A pulsar is Hercules X-1 as well. As their cores collapse, neutron stars known as pulsars begin to revolve more quickly and produce intense electromagnetic radiation beams from their poles. These powerful strobes are recorded as “pulses,” which IXPE and other telescopes can see throughout thousands of light-years of space.

An illustration of an accreting pulsar, or a type of powerful, rotating neutron star actively feeding off a companion star.
Credits: NASA

Ehlert pointed out that while scientists are well aware of the magnitude of a neutron star’s magnetic field, they are still mostly ignorant of its physical makeup, how and why it changes over time, and how it interacts with its donor star.

IXPE chief investigator at Marshall University Brian Ramsey declared, “That’s where IXPE truly shines.” “The effects we deduce from polarization operate on scales we could never expect to capture with traditional methods, making it difficult to directly observe them. We are able to record the behavior of the invisible world because to IXPE.

By analyzing the polarization of X-ray photons, IXPE expands on the findings of NASA’s Chandra X-ray Observatory and other space observatories. All light wavelengths are made up of interrelated electric and magnetic fields, and polarization is a feature of light that reveals this. These fields combine to produce oscillation, or vibration, perpendicular to the direction of travel of the light. We refer to a light as being polarized when its electric fields oscillate in a single, consistent direction.

IXPE is a brand-new, innovative collection of metrics that allow us to better comprehend a complicated system than ever before, according to Ramsey.

But new queries arise as we gain more insight. IXPE’s examination of Hercules X-1 produced some unexpected results, which are described in the new study. Based on scientific modeling, scientists had predicted that X-rays would be polarized to a degree of 60% to 80%, however the results revealed just 8.6% percent polarization during the course of the pulsar’s spin cycle.

IXPE study on accreting neutron stars is led by Juri Poutanen of the University of Turku in Finland. “Such a big divergence suggests that our views about how X-rays are created in Hercules X-1, and probably other pulsars, will need to be substantially updated,” he added.

Despite the two stars circle one another every 1.7 days, the system has previously displayed consistent brightness changes with a period of 35 days. Such variation may be a sign of precession, a continuous process of gradual changes to a celestial body’s orbital or rotational characteristics. Precession is referred to in astrophysics. In other words, the spinning accretion disk can be bent or wobbly.

However, it was mentioned that the pulsar itself may possibly be precessing, and IXPE measurements do in fact imply that this may be the case. stated the paper’s primary author, Victor Doroshenko of the University of Tuebingen in Germany. Additional observations will be necessary to determine what is driving the observed fluctuation and if it is related to the low polarization of X-ray emissions. To determine if the low polarization detected at Hercules X-1 is common or unique, scientists will keep observing this neutron star and others.
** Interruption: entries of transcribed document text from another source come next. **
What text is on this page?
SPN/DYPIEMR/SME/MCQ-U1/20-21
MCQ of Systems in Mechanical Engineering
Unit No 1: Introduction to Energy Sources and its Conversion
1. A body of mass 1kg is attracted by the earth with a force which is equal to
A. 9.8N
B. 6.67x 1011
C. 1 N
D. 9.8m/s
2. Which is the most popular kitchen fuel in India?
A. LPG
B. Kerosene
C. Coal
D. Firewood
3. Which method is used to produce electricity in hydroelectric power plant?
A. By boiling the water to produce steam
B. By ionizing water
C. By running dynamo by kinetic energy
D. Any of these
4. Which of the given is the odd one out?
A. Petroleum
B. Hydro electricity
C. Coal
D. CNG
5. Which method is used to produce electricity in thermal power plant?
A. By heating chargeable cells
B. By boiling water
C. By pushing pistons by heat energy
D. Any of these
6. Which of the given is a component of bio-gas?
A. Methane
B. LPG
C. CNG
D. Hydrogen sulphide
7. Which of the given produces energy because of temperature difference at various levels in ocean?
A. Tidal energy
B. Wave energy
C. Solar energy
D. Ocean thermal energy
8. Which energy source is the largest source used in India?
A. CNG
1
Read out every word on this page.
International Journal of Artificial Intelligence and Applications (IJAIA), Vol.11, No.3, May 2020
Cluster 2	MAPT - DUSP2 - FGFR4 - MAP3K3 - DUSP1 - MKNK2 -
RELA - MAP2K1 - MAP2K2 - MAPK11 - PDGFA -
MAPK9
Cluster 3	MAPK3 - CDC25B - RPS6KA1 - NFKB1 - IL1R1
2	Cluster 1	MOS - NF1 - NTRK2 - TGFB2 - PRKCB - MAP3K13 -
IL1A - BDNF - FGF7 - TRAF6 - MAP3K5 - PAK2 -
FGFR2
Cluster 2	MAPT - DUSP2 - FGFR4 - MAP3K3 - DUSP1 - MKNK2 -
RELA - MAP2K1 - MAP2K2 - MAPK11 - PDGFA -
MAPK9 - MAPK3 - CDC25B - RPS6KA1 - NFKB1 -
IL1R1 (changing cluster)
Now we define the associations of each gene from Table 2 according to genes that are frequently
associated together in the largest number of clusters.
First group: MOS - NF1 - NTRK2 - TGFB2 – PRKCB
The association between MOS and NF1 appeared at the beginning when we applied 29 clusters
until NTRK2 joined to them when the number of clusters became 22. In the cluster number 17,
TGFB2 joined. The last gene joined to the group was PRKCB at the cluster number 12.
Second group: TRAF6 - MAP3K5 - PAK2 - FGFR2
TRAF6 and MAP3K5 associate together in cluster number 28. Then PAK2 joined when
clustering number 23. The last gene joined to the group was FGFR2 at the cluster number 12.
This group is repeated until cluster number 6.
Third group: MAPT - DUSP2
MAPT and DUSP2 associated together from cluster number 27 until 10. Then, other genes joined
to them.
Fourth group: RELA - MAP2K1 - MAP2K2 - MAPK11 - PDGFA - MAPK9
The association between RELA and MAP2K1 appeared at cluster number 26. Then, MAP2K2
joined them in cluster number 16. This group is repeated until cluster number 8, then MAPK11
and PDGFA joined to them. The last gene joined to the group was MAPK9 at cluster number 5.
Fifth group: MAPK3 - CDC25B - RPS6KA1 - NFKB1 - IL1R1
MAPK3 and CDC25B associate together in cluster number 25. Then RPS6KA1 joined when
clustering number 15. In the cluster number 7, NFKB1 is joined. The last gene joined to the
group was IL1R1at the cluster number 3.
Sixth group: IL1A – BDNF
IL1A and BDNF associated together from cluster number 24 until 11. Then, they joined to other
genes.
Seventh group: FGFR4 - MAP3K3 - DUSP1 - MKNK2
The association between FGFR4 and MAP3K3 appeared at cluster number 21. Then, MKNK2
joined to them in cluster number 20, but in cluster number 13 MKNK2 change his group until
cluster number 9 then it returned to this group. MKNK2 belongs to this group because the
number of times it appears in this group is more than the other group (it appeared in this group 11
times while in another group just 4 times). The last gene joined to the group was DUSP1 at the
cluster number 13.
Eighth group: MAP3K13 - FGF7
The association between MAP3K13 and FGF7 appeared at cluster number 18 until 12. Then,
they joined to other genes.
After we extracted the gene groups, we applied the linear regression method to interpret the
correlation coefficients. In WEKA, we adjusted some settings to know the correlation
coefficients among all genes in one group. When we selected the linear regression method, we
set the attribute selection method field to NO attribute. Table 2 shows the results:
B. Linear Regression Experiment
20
The opportunity to learn more about how neutron stars and black holes emit such high-energy particles, which is one of the main issues IXPE can help us solve, is what fascinates Ehlert the most, he added. Even in the harsh environs of space, that is not a simple task.

IXPE, a mission in NASA’s Small Explorer mission series, was launched in December 2021 from NASA’s Kennedy Space Center in Florida on a Falcon 9 rocket. It now circles 595 kilometers, or about 370 miles, above the equator of the planet. The project is a collaboration between the Italian Space Agency and NASA, comprising partners and scientific collaborators from 13 other nations. Spacecraft operations are overseen by Ball Aerospace, which has its headquarters in Broomfield, Colorado.